Bu bahsettiğim iki yüzyıl boyunca neler oldu neler bitti zaten biliyoruz. Burada kimlerin en ağır şekliyle cezalandırıldığını biliyoruz. Tecavüze uğrayan genç kadınlar, tecavüze uğramamak için kendini uçurumlardan atan, toplu şekilde intihar eden genç kadınlar var.
Bu konuda Fırat Suyu artık Ermeni folkloruna geçmiştir, Fırat Suyu ve genç kadınların durumu halk şarkılarına geçmiştir. Kendilerini o suya atan genç kadınların durumu. Bunun dışında yine hem kitaplara konu olan yani yazıya geçen anlatımlardan öğrendiğimiz kadarıyla tecavüzden kaçanlar çok fazla var, yani işin Türkçesini söyleyeyim.
Türkler tarafından tecavüze uğramamak için kendini o suya atan kadınlardan bir tanesinin küçük kız kardeşi, Amerika Birleşik Devletler'nde 'da yaşayan bir kadın, ablasının uçurumdan atlayışını seyretmiş. Daha sonra "o suyun yanına inen zabit" terimini kullanıyor kendisi.

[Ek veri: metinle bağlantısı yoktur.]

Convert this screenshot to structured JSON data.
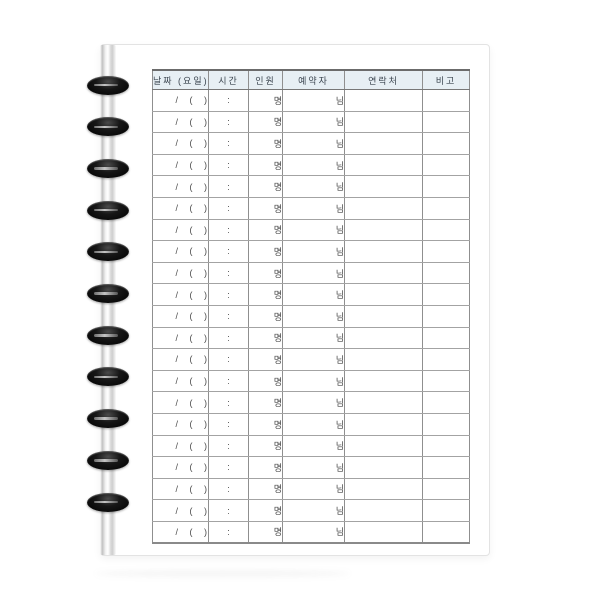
{
  "page": {
    "kind": "disc-bound notebook reservation sheet"
  },
  "table": {
    "headers": [
      "날짜 (요일)",
      "시간",
      "인원",
      "예약자",
      "연락처",
      "비고"
    ],
    "rows_count": 21,
    "row_template": {
      "date_display": "/   (   )",
      "time_separator": ":",
      "people_suffix": "명",
      "name_suffix": "님",
      "contact": "",
      "note": ""
    }
  },
  "binding": {
    "disc_count": 11
  },
  "colors": {
    "header_bg": "#e7eff4",
    "header_text": "#3c4650",
    "cell_text": "#4a4a4a",
    "grid_line": "#a3a3a3",
    "outer_line": "#6b6b6b",
    "disc_color": "#111111",
    "page_bg": "#ffffff"
  }
}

Zabitler tarafından ölü bedenlerin nasıl tecavüze uğradığını anlatıyor, yedi sekiz yaşlarında olduğu için olayın ne olduğunu o zaman anlayamamış daha sonra aklı erdikten sonra bunun bir tecavüz olduğunu ve ölü bedenlere bir tecavüz gerçekleştiğini anlatıyor.
Adana katliamında
Yine Zabel Yesayan'ın kitabından aynı dönemde, Adana katliamında, çocuklarını diri diri toprağa gömen annelere rastlıyoruz. Böyle bir annenin çocuğu topraktan çıkarılmış ve kadının gözleri önünde ölü bebek bedene yapılan işkenceleri görüyoruz. Bunun dışında tabi bütün kadınlar başlarına geleni bu şekilde kabul etmemişlerdi.
Fedai kadınlar da vardır. Fedai kadın demek bugünkü bizim anlayışımızla gerilla kadınlar. Bu kadınlar çoğu erkeklerin yanında, erkeklerle beraber savaşırken bir kısmı da kendi içlerinde kadın çeteleri kurup savaşmışlardır. Bunların maruz kaldığı davranış şekli ise belki de en ilgincidir.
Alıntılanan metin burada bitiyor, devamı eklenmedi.